Much as the other two replies... it comes down to each of you agreeing on what you will be doing. You can add new elements to the model all day but editing existing elements will require staying out of the other person's way. Also views will let multiple people view the model but as soon as one of you change a property of the view you'll be a borrower of the view and that can impact the other users. Minor visibility changes will cause the other users to get a warning about their changes being temporary but more impactful changes like scale or turning off categories will force you to sync to allow for that to happen.
It is useful to have working views for modeling activities so we can do whatever we need to do to the view to see what we are doing well. The views don't have to persist. For example, I often create a 3D to do thing something specific but then delete it before syncing so it never really existed, for anyone else at least. If I'm working on something for a few days I might keep my own working views around for longer but usually I get rid of them at the end of the day so the model doesn't have unnecessary views.
Using working views means that the documentation views can be edited more freely by someone else because I'm not sharing a view they are working in. However, if I'm putting in walls and doors it's not really practical to expect someone else to be chasing me around the model to tag them in documentation views...at least not until I've made some progress and let them know...sync'd my work.
Revit's worksharing is like a librarian managing the library and no single book can be borrowed by more than one person and everything in the project is a book. Worksets are the shelves that we can associate a book with. That gives us the ability to sort things on to their own shelves like the East or West wings.
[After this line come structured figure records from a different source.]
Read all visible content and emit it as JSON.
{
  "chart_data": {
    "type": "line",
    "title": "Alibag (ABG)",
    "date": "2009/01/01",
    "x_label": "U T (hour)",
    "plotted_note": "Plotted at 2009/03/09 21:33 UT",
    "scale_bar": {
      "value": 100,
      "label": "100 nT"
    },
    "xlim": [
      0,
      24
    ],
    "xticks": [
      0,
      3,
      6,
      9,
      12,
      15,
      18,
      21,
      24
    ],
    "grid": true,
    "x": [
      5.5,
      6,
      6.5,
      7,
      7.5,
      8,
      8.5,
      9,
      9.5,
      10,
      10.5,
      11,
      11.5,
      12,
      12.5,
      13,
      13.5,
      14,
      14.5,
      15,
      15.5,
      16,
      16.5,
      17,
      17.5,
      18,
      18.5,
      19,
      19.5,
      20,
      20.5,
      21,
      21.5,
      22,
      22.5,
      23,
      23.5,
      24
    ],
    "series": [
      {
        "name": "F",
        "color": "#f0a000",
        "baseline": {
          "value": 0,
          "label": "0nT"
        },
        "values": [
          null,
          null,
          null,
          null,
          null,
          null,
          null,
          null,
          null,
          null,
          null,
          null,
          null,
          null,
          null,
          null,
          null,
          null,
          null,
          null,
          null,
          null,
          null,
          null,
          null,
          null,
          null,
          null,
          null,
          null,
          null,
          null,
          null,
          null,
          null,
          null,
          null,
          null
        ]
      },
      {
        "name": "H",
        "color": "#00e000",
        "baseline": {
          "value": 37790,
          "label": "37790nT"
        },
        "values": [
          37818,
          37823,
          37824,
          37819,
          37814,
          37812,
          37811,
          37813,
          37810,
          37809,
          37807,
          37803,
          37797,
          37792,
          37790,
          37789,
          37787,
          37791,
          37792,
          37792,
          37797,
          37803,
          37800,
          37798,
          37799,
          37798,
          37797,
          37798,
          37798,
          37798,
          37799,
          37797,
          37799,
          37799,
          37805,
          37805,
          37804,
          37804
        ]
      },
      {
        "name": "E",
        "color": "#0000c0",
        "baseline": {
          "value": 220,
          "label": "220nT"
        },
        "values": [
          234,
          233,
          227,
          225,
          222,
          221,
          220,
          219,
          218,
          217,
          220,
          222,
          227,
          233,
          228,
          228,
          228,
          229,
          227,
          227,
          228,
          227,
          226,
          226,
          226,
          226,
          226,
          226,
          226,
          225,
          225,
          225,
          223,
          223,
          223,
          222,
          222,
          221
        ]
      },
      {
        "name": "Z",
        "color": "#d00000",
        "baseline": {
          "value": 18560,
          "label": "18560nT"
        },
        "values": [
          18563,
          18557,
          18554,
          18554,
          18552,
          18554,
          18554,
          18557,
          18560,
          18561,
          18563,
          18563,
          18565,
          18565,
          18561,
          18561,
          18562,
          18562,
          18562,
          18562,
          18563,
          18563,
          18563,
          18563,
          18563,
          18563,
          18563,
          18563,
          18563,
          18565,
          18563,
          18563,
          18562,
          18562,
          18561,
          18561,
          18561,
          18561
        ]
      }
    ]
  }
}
If we do that then I could take ownership of the entire bookshelf for the East wing so all the model elements would be borrowed along with the shelf. Nobody else would be able to work on those elements until I relinquished them. That would reduce warnings for me but others would bump into me every time they tried to edit something assigned to the East wing's workset.
So it really depends on how well we communicate what each of us should do for the next 15, 30, 60 minutes.